In a lawsuit filed against Children’s Hospital Colorado, the American Civil Liberties Union alleges the hospital is violating a non-discrimination law because it did not provide a sex-change mastectomy for a female patient.
The female-patient-turned-ACLU-plaintiff is identified in the lawsuit as Caden Kent, 18. She has been under the hospital’s care since age 16 and now wants her breasts removed so she can better identify as a man.
Sarah Parshall Perry, a legal expert at The Heritage Foundation, tells AFN nobody should be surprised the Colorado Anti-Discrimination Act is being cited by the ACLU to force a hospital to perform a transgender-related surgery against its will.
“The possibility exists,” she says, “that if one of those hospitals – in a state with that kind of a law – doesn't want to provide these sorts of treatments, they could find themselves on the front end of a lawsuit.”
Children’s Hospital Colorado, headquartered in Aurora, has approximately 600 beds in four hospital locations as well as a pediatric trauma unit.

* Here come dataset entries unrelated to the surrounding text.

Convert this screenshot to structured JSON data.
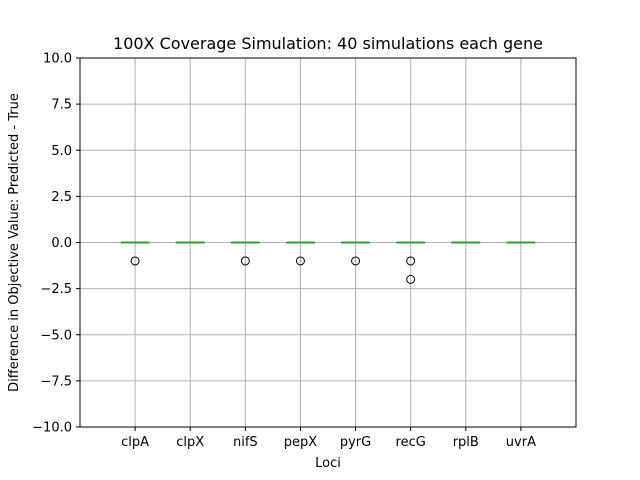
{
  "chart_data": {
    "type": "box",
    "title": "100X Coverage Simulation: 40 simulations each gene",
    "xlabel": "Loci",
    "ylabel": "Difference in Objective Value: Predicted - True",
    "ylim": [
      -10,
      10
    ],
    "yticks": [
      -10,
      -7.5,
      -5,
      -2.5,
      0,
      2.5,
      5,
      7.5,
      10
    ],
    "ytick_labels": [
      "−10.0",
      "−7.5",
      "−5.0",
      "−2.5",
      "0.0",
      "2.5",
      "5.0",
      "7.5",
      "10.0"
    ],
    "grid": true,
    "colors": {
      "box": "#1f77b4",
      "median": "#2ca02c",
      "whisker": "#000000",
      "flier": "#000000"
    },
    "categories": [
      "clpA",
      "clpX",
      "nifS",
      "pepX",
      "pyrG",
      "recG",
      "rplB",
      "uvrA"
    ],
    "boxes": [
      {
        "name": "clpA",
        "q1": 0,
        "median": 0,
        "q3": 0,
        "whislo": 0,
        "whishi": 0,
        "fliers": [
          -1
        ]
      },
      {
        "name": "clpX",
        "q1": 0,
        "median": 0,
        "q3": 0,
        "whislo": 0,
        "whishi": 0,
        "fliers": []
      },
      {
        "name": "nifS",
        "q1": 0,
        "median": 0,
        "q3": 0,
        "whislo": 0,
        "whishi": 0,
        "fliers": [
          -1
        ]
      },
      {
        "name": "pepX",
        "q1": 0,
        "median": 0,
        "q3": 0,
        "whislo": 0,
        "whishi": 0,
        "fliers": [
          -1
        ]
      },
      {
        "name": "pyrG",
        "q1": 0,
        "median": 0,
        "q3": 0,
        "whislo": 0,
        "whishi": 0,
        "fliers": [
          -1
        ]
      },
      {
        "name": "recG",
        "q1": 0,
        "median": 0,
        "q3": 0,
        "whislo": 0,
        "whishi": 0,
        "fliers": [
          -1,
          -2
        ]
      },
      {
        "name": "rplB",
        "q1": 0,
        "median": 0,
        "q3": 0,
        "whislo": 0,
        "whishi": 0,
        "fliers": []
      },
      {
        "name": "uvrA",
        "q1": 0,
        "median": 0,
        "q3": 0,
        "whislo": 0,
        "whishi": 0,
        "fliers": []
      }
    ]
  }
}
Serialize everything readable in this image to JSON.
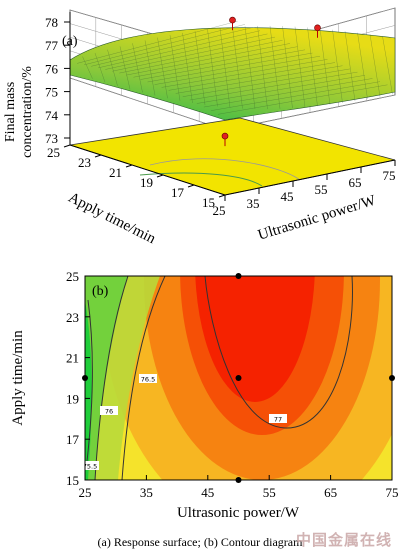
{
  "chart_data": [
    {
      "panel": "(a)",
      "type": "surface3d",
      "zlabel_line1": "Final mass",
      "zlabel_line2": "concentration/%",
      "xlabel": "Ultrasonic power/W",
      "ylabel": "Apply time/min",
      "x_ticks": [
        "25",
        "35",
        "45",
        "55",
        "65",
        "75"
      ],
      "y_ticks": [
        "15",
        "17",
        "19",
        "21",
        "23",
        "25"
      ],
      "z_ticks": [
        "73",
        "74",
        "75",
        "76",
        "77",
        "78"
      ],
      "x_range": [
        25,
        75
      ],
      "y_range": [
        15,
        25
      ],
      "z_range": [
        73,
        78
      ],
      "colormap": [
        "#2db84a",
        "#e8dd10"
      ],
      "floor_color": "#f2e400",
      "design_points": [
        {
          "x": 25,
          "y": 15,
          "z": 73.9
        },
        {
          "x": 50,
          "y": 25,
          "z": 77.7
        },
        {
          "x": 50,
          "y": 20,
          "z": 77.4
        },
        {
          "x": 75,
          "y": 20,
          "z": 76.2
        }
      ]
    },
    {
      "panel": "(b)",
      "type": "contour",
      "xlabel": "Ultrasonic power/W",
      "ylabel": "Apply time/min",
      "x_ticks": [
        "25",
        "35",
        "45",
        "55",
        "65",
        "75"
      ],
      "y_ticks": [
        "15",
        "17",
        "19",
        "21",
        "23",
        "25"
      ],
      "x_range": [
        25,
        75
      ],
      "y_range": [
        15,
        25
      ],
      "contour_labels": [
        "75.5",
        "76",
        "76.5",
        "77"
      ],
      "colors": {
        "low": "#1fce3a",
        "mid": "#f5e32b",
        "high": "#f51a00"
      },
      "design_points": [
        {
          "x": 50,
          "y": 25
        },
        {
          "x": 50,
          "y": 20
        },
        {
          "x": 50,
          "y": 15
        },
        {
          "x": 25,
          "y": 20
        },
        {
          "x": 75,
          "y": 20
        }
      ]
    }
  ],
  "caption": "(a) Response surface; (b) Contour diagram",
  "watermark": "中国金属在线"
}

The hospital network also has a liberal medical policy for transgender youths, including puberty blockers and hormone therapy, but CHS announced last summer it would no longer perform body-altering surgeries on patients.
According to the ACLU, its female client was scheduled for that surgery before CHS changed its policy and dropped the transgender surgeries.
State law has some history
The state anti-discrimination law cited in the ACLU lawsuit is the same one used to target Jack Phillips, the Christian baker who refused to design a same-sex wedding cake.
The state law was also successfully challenged in a more recent legal case involving Lori Smith, the Christian owner of a website business named 303 Creative. Smith's lawsuit resulted in a landmark 6-3 ruling in 2023 in her favor.
According to Perry, she predicts the ACLU would lose its case if it goes to the U.S. Supreme Court because the high court ruled in favor of Smith in its 303 Creative ruling.
“The Supreme Court has already made clear,” she tells AFN, “that in a battle between the Constitution and civil rights protections under state law, the Constitution has to win.”